Entonces subió al escenario una chica de Oxapampa, la tierra de los descendientes de los alemanes. Ciertamente, era una joven de físico impresionante. Sus curvas desafiaban toda circunspección, y su sonrisa hacía recordar a Marilyn Monroe. La perfección hecha mujer. Una obra de arte de la naturaleza. Apenas la vio, Juancito sintió un ataque de taquicardia. En su mente febril, imaginó toda una sinfonía de placeres inefables, inconmensurables e indescriptibles. Se vio a sí mismo disfrutando de aquella beldad de piel nacarada y sonrisa cautivadora, visitando planetas, estrellas, constelaciones y galaxias. Ninguna medida, ningún envase, ningún recipiente sería capaz de contener todo el placer que, a su juicio, podría proporcionar aquella hembra de construcción perfecta.

Pero todo aquel desvarío mental acarreaba, inevitablemente, un correlato físico. Como nunca antes, Juancito experimentó un feroz endurecimiento de su miembro viril. La energía que se acumuló en su zona púbica casi igualó a la del volcán Krakatoa, al este de Java, antes de su famosa erupción. Entre sus piernas tuvo, en aquellos momentos, un verdadero reactor nuclear, como el que estalló en la central japonesa de Fukushima.

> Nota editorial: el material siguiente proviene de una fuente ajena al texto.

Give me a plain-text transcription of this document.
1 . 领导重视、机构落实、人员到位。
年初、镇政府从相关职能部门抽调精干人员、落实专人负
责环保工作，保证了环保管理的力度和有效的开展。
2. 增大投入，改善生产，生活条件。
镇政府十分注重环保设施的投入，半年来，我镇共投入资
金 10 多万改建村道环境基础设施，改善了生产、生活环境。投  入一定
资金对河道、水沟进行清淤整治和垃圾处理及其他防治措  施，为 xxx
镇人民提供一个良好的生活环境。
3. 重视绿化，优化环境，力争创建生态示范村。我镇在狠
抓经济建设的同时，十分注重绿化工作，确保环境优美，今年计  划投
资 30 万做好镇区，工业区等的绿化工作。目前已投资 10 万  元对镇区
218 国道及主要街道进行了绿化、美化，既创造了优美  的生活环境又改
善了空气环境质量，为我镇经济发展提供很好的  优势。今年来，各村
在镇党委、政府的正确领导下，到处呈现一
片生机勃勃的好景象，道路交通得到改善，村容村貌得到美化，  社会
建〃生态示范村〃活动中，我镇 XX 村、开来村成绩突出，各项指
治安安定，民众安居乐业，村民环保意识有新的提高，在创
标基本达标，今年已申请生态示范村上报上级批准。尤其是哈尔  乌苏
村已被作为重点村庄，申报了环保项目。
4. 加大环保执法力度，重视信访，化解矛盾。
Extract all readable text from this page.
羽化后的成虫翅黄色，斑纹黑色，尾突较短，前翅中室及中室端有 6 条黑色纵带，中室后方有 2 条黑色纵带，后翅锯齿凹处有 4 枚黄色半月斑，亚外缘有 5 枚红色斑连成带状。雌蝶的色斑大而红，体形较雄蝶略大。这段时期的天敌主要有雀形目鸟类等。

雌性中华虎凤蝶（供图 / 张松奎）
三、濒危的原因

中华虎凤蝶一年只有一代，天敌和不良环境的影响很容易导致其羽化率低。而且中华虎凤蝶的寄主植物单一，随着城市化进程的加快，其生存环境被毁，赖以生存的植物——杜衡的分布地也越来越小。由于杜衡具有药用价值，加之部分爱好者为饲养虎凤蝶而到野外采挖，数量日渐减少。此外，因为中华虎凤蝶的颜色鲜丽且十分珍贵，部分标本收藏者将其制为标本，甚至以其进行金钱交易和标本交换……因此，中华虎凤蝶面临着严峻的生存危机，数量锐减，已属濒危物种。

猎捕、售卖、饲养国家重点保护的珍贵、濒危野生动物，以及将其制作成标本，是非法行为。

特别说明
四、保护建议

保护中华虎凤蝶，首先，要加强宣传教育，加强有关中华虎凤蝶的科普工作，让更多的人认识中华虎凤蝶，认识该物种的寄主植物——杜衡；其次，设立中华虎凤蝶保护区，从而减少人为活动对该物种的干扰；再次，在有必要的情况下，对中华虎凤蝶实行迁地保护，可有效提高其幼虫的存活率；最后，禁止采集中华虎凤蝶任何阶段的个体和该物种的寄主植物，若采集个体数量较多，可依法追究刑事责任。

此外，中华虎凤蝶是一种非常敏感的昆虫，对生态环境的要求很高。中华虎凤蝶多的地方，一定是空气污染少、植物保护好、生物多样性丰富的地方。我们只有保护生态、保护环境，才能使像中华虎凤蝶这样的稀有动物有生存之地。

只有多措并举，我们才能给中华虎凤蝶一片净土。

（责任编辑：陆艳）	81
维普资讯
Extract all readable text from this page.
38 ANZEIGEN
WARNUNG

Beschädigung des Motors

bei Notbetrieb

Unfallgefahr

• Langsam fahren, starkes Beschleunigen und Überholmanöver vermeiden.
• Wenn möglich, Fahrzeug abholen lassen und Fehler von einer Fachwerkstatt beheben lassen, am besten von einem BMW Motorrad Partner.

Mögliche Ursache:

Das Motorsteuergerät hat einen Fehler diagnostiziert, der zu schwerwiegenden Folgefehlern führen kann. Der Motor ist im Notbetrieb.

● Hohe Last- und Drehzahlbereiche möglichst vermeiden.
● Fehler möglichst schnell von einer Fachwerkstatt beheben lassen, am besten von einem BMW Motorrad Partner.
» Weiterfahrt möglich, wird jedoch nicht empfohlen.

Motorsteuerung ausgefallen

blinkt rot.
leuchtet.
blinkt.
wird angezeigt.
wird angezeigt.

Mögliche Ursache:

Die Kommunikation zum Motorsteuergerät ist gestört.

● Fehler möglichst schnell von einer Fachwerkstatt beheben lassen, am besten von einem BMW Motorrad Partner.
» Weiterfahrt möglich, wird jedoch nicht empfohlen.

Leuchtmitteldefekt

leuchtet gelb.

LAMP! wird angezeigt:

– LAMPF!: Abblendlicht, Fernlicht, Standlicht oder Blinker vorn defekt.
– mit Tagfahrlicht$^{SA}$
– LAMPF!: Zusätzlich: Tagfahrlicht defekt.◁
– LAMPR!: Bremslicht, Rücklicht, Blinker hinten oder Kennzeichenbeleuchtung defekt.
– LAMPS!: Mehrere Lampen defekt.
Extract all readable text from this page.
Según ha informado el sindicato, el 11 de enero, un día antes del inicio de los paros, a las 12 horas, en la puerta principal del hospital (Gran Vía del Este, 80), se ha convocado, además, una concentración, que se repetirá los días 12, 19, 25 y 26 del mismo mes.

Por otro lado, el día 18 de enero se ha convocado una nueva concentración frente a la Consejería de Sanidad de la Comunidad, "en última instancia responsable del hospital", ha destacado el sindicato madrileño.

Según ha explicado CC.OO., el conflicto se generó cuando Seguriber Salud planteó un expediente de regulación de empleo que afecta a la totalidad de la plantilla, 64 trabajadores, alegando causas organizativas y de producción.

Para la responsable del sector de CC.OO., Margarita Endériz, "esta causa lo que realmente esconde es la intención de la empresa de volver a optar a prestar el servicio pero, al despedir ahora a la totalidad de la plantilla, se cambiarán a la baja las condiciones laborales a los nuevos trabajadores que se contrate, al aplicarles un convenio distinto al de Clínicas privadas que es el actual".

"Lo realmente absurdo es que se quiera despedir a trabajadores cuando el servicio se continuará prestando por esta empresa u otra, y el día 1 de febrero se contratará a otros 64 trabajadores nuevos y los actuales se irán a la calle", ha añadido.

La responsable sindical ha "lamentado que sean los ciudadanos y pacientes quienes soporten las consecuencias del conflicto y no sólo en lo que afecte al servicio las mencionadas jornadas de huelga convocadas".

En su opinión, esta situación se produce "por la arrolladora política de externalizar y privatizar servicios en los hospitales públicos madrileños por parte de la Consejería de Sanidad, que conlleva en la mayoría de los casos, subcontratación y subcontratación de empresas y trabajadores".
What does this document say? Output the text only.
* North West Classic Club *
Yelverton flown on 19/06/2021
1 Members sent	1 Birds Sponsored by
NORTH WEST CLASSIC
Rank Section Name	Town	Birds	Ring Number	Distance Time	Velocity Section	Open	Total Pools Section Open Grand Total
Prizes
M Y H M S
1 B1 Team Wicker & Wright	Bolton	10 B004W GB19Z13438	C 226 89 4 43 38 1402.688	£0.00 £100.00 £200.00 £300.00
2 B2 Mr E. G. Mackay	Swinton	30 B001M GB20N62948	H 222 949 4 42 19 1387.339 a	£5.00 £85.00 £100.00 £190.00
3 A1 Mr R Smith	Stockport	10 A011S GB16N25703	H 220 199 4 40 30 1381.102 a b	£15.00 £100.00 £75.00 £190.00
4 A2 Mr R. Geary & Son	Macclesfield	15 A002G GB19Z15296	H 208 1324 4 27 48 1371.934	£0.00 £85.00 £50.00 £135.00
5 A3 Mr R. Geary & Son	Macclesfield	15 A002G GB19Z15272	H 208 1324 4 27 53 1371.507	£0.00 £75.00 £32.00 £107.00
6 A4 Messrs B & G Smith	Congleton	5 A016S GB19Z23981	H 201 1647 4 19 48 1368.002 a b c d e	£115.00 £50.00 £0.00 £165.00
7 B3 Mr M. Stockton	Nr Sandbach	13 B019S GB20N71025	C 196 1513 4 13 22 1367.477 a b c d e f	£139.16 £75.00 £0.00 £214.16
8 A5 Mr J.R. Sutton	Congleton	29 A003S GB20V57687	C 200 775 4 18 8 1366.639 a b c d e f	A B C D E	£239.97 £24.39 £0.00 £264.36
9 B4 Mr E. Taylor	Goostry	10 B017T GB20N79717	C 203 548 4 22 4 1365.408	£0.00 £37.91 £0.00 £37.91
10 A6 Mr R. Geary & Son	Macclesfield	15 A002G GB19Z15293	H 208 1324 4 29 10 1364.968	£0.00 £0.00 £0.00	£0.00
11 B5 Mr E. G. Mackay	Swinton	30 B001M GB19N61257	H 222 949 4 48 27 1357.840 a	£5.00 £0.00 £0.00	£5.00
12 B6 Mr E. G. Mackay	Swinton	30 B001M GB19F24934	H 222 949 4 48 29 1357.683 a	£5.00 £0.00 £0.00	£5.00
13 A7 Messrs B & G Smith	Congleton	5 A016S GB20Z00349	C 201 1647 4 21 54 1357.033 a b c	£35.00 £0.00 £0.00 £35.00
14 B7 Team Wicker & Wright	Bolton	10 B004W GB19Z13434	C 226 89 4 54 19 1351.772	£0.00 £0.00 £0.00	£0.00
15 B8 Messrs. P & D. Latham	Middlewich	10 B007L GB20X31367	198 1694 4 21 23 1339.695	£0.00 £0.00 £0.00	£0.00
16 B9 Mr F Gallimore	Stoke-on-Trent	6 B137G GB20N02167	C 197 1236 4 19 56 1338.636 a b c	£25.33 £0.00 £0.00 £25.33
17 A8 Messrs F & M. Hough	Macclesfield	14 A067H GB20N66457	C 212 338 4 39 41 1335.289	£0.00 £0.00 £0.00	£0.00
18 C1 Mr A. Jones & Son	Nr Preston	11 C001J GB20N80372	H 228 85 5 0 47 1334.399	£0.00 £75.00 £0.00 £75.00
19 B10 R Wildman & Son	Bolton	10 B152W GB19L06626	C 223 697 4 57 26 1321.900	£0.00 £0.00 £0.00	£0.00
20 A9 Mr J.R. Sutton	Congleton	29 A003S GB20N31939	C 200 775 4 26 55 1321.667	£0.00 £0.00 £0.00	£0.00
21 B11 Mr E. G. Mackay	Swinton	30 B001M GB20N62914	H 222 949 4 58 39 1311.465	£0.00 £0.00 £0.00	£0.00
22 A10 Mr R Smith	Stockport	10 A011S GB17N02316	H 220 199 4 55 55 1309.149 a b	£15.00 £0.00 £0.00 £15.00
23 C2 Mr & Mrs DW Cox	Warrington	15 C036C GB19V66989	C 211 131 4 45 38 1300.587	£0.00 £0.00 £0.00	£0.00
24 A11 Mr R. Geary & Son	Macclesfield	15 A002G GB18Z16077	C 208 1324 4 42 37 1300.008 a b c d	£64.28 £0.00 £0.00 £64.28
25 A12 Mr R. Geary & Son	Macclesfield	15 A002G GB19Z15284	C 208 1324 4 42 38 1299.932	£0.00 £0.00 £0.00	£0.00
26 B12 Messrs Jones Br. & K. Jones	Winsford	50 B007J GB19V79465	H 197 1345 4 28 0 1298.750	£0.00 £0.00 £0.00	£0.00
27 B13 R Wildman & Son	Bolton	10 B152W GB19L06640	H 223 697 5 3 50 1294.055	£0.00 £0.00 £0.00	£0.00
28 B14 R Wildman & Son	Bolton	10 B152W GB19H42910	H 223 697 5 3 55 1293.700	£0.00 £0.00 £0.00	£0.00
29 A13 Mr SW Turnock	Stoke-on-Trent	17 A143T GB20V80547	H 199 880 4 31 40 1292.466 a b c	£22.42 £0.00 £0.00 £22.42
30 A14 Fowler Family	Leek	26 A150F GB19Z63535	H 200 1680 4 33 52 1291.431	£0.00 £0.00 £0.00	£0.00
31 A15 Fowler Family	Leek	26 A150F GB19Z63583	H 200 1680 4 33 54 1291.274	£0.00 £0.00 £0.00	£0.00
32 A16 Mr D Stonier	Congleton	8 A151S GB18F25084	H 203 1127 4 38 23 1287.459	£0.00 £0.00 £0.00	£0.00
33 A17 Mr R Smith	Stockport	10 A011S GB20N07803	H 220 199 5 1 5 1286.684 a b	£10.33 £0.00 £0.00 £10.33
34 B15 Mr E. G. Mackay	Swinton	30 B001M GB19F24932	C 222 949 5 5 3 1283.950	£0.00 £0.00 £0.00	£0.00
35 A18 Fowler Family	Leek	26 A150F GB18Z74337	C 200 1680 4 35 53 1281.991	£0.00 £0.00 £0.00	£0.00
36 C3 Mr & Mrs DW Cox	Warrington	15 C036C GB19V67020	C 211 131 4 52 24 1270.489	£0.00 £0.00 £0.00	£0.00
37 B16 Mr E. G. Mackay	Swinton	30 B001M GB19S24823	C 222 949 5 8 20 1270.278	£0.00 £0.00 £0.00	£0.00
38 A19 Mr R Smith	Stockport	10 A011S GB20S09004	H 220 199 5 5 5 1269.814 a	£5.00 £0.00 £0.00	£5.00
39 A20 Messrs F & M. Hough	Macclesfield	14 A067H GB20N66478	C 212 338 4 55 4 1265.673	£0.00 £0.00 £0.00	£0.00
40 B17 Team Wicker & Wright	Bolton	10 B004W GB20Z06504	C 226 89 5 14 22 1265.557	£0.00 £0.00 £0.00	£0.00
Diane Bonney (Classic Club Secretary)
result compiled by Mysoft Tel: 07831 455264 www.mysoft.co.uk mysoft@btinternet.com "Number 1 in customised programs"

Alarmado por aquella violenta reacción de su cuerpo, Juancito tuvo que pensar cómo hacer para disimular. Decidió fingir que había sufrido una descompensación, para salir del auditorio que estaba abarrotado de docentes y alumnos. A fin de que nadie notase el formidable ariete que se erguía entre sus muslos y amenazaba con destrozar las costuras de sus pantalones, simuló que había experimentado un adormecimiento en una de sus piernas. Así, caminando con una falsa cojera, logró llegar hasta su auto que se encontraba estacionado muy cerca. De inmediato se fue a buscar a Yesenia, la complaciente prostituta, y pagó por adelantado el precio de cinco polvos.

Después tuvo que pagar la diferencia, porque en total se mandó siete.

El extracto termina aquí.